The draw of an investment's potential is always huge for investors. An untapped market with billions of dollars of potential could produce the next 10-bagger we've all been waiting for. This seems to be the investing thesis behind Solazyme (NASDAQ:TVIA) the alternative fuel, premium oil, algae growing company.
Amid all of the excitement about deals with Bunge (NYSE:BG) and Archer Daniels Midland (NYSE:ADM) investors seem to be glossing over the fact that the company's revenue declined in the third quarter and net loss nearly doubled. This isn't exactly a company that's currently operationally knocking it out of the park.
Don't buy potential
I've been covering renewable energy for over two years for The Motley Fool, and if there's one lesson I've learned it's: Don't buy the hype. Solazyme is looking eerily similar to A123 Systems, a situation where investors bought into potential and the clout of its high-profile auto partners. It happened again when investors bought into the hype of new solar technology like CIGS, an amorphous silicon that never generated much revenue but had cool and promising technology. Now we're buying into an alternative fuel and other random oil products company despite failures in these markets in the past.

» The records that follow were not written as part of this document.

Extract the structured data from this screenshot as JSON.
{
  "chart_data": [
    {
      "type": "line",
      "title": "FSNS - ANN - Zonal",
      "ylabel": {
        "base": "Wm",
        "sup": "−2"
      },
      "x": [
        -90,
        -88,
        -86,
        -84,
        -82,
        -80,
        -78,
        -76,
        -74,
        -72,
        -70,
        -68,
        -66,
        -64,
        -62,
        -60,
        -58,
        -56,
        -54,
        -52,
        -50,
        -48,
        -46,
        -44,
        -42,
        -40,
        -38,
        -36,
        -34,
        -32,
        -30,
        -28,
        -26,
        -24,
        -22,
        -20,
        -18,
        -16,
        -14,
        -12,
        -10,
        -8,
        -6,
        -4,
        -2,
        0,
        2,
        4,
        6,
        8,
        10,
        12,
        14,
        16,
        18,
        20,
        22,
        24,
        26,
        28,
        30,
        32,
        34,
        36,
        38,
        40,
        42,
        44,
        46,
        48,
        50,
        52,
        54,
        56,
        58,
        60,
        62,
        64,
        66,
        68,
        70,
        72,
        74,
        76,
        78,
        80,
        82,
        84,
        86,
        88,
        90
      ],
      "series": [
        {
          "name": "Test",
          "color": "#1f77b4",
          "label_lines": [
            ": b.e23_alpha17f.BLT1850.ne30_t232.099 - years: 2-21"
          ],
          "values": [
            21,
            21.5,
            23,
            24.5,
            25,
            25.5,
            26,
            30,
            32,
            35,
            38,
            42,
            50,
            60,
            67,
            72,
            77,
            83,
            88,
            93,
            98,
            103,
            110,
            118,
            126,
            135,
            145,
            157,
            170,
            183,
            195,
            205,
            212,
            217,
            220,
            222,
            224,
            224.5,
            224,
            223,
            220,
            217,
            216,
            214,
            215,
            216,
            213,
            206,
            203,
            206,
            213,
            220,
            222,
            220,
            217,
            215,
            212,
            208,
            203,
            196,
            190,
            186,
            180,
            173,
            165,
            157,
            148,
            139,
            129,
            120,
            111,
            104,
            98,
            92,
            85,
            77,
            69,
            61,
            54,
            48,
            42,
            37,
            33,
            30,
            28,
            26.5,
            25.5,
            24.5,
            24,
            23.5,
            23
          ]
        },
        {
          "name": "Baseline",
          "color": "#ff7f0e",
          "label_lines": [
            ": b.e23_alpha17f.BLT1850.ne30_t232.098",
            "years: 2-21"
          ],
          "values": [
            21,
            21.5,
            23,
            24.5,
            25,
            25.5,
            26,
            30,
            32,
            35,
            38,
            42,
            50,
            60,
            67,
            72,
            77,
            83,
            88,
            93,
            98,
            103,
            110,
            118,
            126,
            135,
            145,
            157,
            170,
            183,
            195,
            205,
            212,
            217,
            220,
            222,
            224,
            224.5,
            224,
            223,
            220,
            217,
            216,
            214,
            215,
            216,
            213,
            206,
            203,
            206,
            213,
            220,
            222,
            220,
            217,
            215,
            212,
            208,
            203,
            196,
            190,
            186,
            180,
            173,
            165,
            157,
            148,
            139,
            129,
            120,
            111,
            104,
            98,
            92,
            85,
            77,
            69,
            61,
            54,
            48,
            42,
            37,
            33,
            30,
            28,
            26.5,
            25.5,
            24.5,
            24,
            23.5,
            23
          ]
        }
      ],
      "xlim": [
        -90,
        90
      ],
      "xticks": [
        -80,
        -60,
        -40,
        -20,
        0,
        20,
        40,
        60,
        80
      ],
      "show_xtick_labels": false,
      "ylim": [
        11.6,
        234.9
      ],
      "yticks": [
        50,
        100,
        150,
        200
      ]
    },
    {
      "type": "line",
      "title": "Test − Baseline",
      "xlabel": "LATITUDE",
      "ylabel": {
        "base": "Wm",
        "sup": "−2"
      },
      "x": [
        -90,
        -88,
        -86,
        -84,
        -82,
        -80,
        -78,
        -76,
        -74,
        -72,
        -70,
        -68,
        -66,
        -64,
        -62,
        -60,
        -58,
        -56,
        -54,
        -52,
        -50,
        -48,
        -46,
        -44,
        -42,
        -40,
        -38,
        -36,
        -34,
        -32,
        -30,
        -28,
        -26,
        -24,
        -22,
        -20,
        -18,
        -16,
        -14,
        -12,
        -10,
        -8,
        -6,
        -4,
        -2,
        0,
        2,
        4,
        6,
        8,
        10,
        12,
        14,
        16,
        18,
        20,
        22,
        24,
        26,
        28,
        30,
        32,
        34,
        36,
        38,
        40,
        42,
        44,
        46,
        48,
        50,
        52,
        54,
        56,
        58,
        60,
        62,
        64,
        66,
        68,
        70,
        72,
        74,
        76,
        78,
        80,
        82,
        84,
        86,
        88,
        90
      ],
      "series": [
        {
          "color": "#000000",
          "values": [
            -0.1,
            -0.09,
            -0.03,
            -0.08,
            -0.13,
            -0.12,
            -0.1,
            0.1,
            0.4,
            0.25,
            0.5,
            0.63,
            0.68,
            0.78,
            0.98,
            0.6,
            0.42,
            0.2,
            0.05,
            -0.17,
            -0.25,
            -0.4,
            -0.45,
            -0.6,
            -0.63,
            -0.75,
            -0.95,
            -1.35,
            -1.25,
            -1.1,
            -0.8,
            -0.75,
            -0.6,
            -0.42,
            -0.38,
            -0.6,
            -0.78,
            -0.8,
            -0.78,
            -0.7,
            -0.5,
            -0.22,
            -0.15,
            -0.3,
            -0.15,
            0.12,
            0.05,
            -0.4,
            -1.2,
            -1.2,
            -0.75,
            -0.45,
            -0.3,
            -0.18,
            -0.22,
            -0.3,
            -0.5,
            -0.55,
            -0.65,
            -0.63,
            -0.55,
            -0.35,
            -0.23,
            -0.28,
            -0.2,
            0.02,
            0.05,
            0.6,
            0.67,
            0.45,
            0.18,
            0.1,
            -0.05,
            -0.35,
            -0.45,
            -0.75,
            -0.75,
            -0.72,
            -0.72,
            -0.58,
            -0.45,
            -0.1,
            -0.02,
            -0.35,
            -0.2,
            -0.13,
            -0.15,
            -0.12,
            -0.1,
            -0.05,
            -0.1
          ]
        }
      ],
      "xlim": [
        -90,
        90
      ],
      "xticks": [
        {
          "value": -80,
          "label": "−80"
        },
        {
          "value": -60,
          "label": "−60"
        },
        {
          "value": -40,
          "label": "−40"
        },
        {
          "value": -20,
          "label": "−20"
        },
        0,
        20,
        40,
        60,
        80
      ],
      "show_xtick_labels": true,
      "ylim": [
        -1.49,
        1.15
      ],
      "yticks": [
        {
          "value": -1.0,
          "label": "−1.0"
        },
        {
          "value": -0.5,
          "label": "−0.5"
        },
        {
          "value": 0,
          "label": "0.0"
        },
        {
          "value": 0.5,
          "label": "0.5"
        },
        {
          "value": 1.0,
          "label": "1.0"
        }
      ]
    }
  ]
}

Let's not forget that ethanol has been an alternative we have talked about for decades that has never been truly economically viable.
The big challenge in the biofuels and oils markets is that once you have a product that becomes successful your feedstock price goes up. Take corn-based ethanol as an example. When ethanol production reaches a critical mass it also increases the demand for corn, which raises the price and reduces margins for ethanol producers. On the flip side, a market with attractive prices will see prices decline once you introduce an alternative product that increases supply. Market forces work against you on both sides.
Big potential, but still just potential
What Solazyme wants investors to buy into is the potential of increase in capacity, which it says is on a path for 400,000 metric tons in 2016. But there are a number of challenges to overcome before that capacity translates into big-time profits, whatever those profits may be.
- The agreement with AMD includes producing tailored oils in Clinton, Iowa, but not until 2014. A lot of the other capacity won't be online until at least 2016.
- One of Solazyme's target markets is a replacement for cocoa butter, which sells for $3,600 per metric ton. If 100,000 metric tons are dedicated to this market it could be a $360 million business. However, as we've seen in other markets, if supply is added the price will likely drop.
- Most of Solazyme's capacity is in joint ventures, of which the company only shares in 50% of the economic interest. This means most of the capacity additions the company talks about can be cut in half when we look at bottom-line potential.
The challenge is the same as it was for A123 Systems, which had analysts buzzing about adding capacity to unproven markets with exciting and unproven partnerships. The reality of both situations is that companies that make biofuels, and a variety of other product alternatives, are unproven in the market on the scale that would be necessary for survival. All we do know is that Solazyme and competitor Amyris (NASDAQ:AMRS) are posting losses. Only Rentech (NYSEMKT: RTK), which is the best performing stock of the group, has swung a small profit.
High risk, high reward
Maybe we'll revisit this stock in five years and talk about what a smashing success it was. But investors should be aware that the risk is incredibly high and the list of winners in this kind of market is short. The list of losers who failed to live up to potential is long and painful.
I am keeping an eye on Solazyme's growth in interesting new markets, but until it generates a significant amount of revenue and makes major progress toward profitability, I see no reason to buy. I've seen too many business failures due to stocks built on hope and potential to be duped into buying this one right now. I'd rather miss out on the early pop than risk buying another dying company just before realizing that the potential upside wasn't as big was thought.
I'd prefer to stick with established oils, like oil.